[Seminar] Prof. Devika Narain "Optimal inference of time intervals in cerebellar cortical circuits"

Date

Thursday, June 23, 2022 - 14:00 to 15:00

Location

L4F01(Lab4-F)

Description

Speaker:

Prof. Devika Narain,

Associate Professor, Erasmus Medical Center, Lab Head in Circuit dynamics of temporal control

Via Zoom:

https://oist.zoom.us/j/96874270693?pwd=aVRxYjdGaHYvR0tiODd3SDZDRUkrUT09
Meeting ID: 968 7427 0693
Passcord: 168405

Title:

Optimal inference of time intervals in cerebellar cortical circuits

Abstract:

Behavior in the natural world is rife with feats of temporal precision but laboratory measurements of such behaviors reveal surprising biases in temporal perception.

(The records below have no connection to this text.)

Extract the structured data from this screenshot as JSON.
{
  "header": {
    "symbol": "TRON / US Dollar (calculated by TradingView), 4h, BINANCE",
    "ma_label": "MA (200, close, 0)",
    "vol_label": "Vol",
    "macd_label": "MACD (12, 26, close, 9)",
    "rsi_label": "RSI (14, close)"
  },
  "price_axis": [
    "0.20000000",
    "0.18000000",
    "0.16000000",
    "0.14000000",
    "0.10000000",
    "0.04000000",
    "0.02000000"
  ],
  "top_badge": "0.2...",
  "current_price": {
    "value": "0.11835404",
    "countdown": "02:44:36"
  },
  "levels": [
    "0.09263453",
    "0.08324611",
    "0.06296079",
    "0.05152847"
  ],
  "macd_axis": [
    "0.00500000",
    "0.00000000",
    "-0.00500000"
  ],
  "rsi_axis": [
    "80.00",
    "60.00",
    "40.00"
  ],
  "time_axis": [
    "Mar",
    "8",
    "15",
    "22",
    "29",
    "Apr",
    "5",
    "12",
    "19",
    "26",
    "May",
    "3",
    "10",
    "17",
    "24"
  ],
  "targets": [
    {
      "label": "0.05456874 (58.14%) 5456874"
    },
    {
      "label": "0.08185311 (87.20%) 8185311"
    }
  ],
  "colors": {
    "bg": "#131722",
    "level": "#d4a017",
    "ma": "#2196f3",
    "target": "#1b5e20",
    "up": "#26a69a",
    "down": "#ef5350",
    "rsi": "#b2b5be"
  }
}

Bayesian theory may help reconcile this disparity by attributing these biases to an inference process that increases its reliance on prior knowledge of time intervals under uncertainty. In the first part of the talk, I will introduce a computational model of how the cerebellar microcircuit could encode Bayesian estimates of time intervals by combining temporal measurements and prior knowledge. In the second part of the talk, I will present empirical results that test these model predictions. Mice learned time interval associations, which were drawn from different prior distributions in a modified eyelid conditioning task. We found that as mice switched from a narrow to a wide temporal prior distribution, the predictive eyelid behavior and underlying cerebellar cortical activity concomitantly changed. Contrary to expectation, we found heterogeneous and complex cerebellar cortical representations underlying the task, however, single-cell, population, and single-trial decoding using machine learning enabled us to extract behaviorally-relevant metrics for each prior condition. Further, electrophysiological, viral-lesion and optogenetic results suggest that suppression of Purkinje cells through long-term plasticity mechanisms may provide an acquisition mechanism for temporal prior knowledge. Together these results provide support for a cerebellar mechanism for encoding prior knowledge of time intervals.